Will "Canned" seek to integrate job-search brands such as Monster or discount retailers such as Walmart?

"There's a lot of opportunities for that here," Mr. Traugott said.

Lampooning luxury brands
But for every opportunity to highlight a frugal, middle-market brand, there is reason for a luxury brand to fear any mention on "Canned": It likely won't be affectionate.

"It's as much about lampooning the character who puts so much value in the thing as the thing itself," Mr.

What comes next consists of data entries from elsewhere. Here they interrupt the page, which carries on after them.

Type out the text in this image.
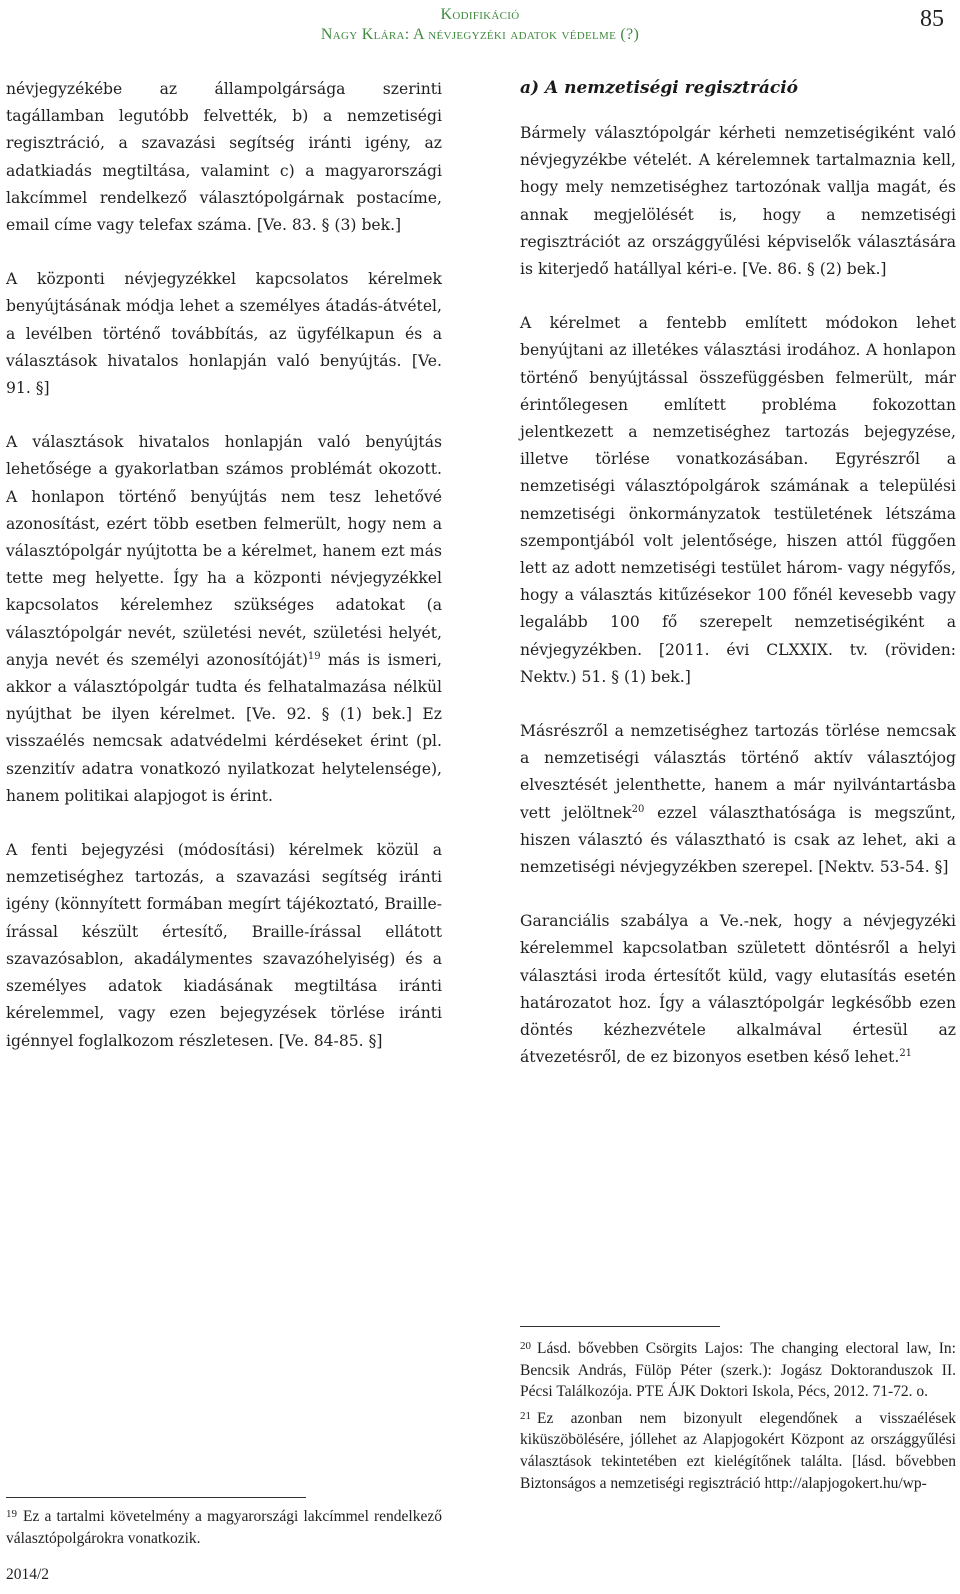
Kodifikáció
Nagy Klára: A névjegyzéki adatok védelme (?)
85

névjegyzékébe az állampolgársága szerinti tagállamban legutóbb felvették, b) a nemzetiségi regisztráció, a szavazási segítség iránti igény, az adatkiadás megtiltása, valamint c) a magyarországi lakcímmel rendelkező választópolgárnak postacíme, email címe vagy telefax száma. [Ve. 83. § (3) bek.]

A központi névjegyzékkel kapcsolatos kérelmek benyújtásának módja lehet a személyes átadás-átvétel, a levélben történő továbbítás, az ügyfélkapun és a választások hivatalos honlapján való benyújtás. [Ve. 91. §]

A választások hivatalos honlapján való benyújtás lehetősége a gyakorlatban számos problémát okozott. A honlapon történő benyújtás nem tesz lehetővé azonosítást, ezért több esetben felmerült, hogy nem a választópolgár nyújtotta be a kérelmet, hanem ezt más tette meg helyette. Így ha a központi névjegyzékkel kapcsolatos kérelemhez szükséges adatokat (a választópolgár nevét, születési nevét, születési helyét, anyja nevét és személyi azonosítóját)$^{19}$ más is ismeri, akkor a választópolgár tudta és felhatalmazása nélkül nyújthat be ilyen kérelmet. [Ve. 92. § (1) bek.] Ez visszaélés nemcsak adatvédelmi kérdéseket érint (pl. szenzitív adatra vonatkozó nyilatkozat helytelensége), hanem politikai alapjogot is érint.

A fenti bejegyzési (módosítási) kérelmek közül a nemzetiséghez tartozás, a szavazási segítség iránti igény (könnyített formában megírt tájékoztató, Braille-írással készült értesítő, Braille-írással ellátott szavazósablon, akadálymentes szavazóhelyiség) és a személyes adatok kiadásának megtiltása iránti kérelemmel, vagy ezen bejegyzések törlése iránti igénnyel foglalkozom részletesen. [Ve. 84-85. §]

a) A nemzetiségi regisztráció

Bármely választópolgár kérheti nemzetiségiként való névjegyzékbe vételét. A kérelemnek tartalmaznia kell, hogy mely nemzetiséghez tartozónak vallja magát, és annak megjelölését is, hogy a nemzetiségi regisztrációt az országgyűlési képviselők választására is kiterjedő hatállyal kéri-e. [Ve. 86. § (2) bek.]

A kérelmet a fentebb említett módokon lehet benyújtani az illetékes választási irodához. A honlapon történő benyújtással összefüggésben felmerült, már érintőlegesen említett probléma fokozottan jelentkezett a nemzetiséghez tartozás bejegyzése, illetve törlése vonatkozásában. Egyrészről a nemzetiségi választópolgárok számának a települési nemzetiségi önkormányzatok testületének létszáma szempontjából volt jelentősége, hiszen attól függően lett az adott nemzetiségi testület három- vagy négyfős, hogy a választás kitűzésekor 100 főnél kevesebb vagy legalább 100 fő szerepelt nemzetiségiként a névjegyzékben. [2011. évi CLXXIX. tv. (röviden: Nektv.) 51. § (1) bek.]

Másrészről a nemzetiséghez tartozás törlése nemcsak a nemzetiségi választás történő aktív választójog elvesztését jelenthette, hanem a már nyilvántartásba vett jelöltnek$^{20}$ ezzel választhatósága is megszűnt, hiszen választó és választható is csak az lehet, aki a nemzetiségi névjegyzékben szerepel. [Nektv. 53-54. §]

Garanciális szabálya a Ve.-nek, hogy a névjegyzéki kérelemmel kapcsolatban született döntésről a helyi választási iroda értesítőt küld, vagy elutasítás esetén határozatot hoz. Így a választópolgár legkésőbb ezen döntés kézhezvétele alkalmával értesül az átvezetésről, de ez bizonyos esetben késő lehet.$^{21}$

$^{19}$ Ez a tartalmi követelmény a magyarországi lakcímmel rendelkező választópolgárokra vonatkozik.

$^{20}$ Lásd. bővebben Csörgits Lajos: The changing electoral law, In: Bencsik András, Fülöp Péter (szerk.): Jogász Doktoranduszok II. Pécsi Találkozója. PTE ÁJK Doktori Iskola, Pécs, 2012. 71-72. o.

$^{21}$ Ez azonban nem bizonyult elegendőnek a visszaélések kiküszöbölésére, jóllehet az Alapjogokért Központ az országgyűlési választások tekintetében ezt kielégítőnek találta. [lásd. bővebben Biztonságos a nemzetiségi regisztráció http://alapjogokert.hu/wp-

2014/2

Traugott said.

Two brands singled out for particular scorn in the pilot episode are Starbucks and its Clover, the ultra-high-end stainless-steel coffee machine Seattle start-up Coffee Equipment Co. was selling for more than $8,000 per unit to well-heeled coffee aficionados before Starbucks acquired the brand for its stores last March.

Two former bankers, jobless and facing poverty, are about to sell their Clover on Craigslist but delay, first wanting to know for themselves just what an $8,000 cup of coffee tastes like.

They fire up the Clover and announce that they've just brewed "46 grams of an Ethiopian bean called 'Koratie,' which is harvested in the Sidamo region of southern Ethiopia, north of the renowned Yirgacheffe area. It was brewed for 50 seconds at exactly 89 degrees Celsius."

They sip some, then offer a deadpan appraisal: "Not that good."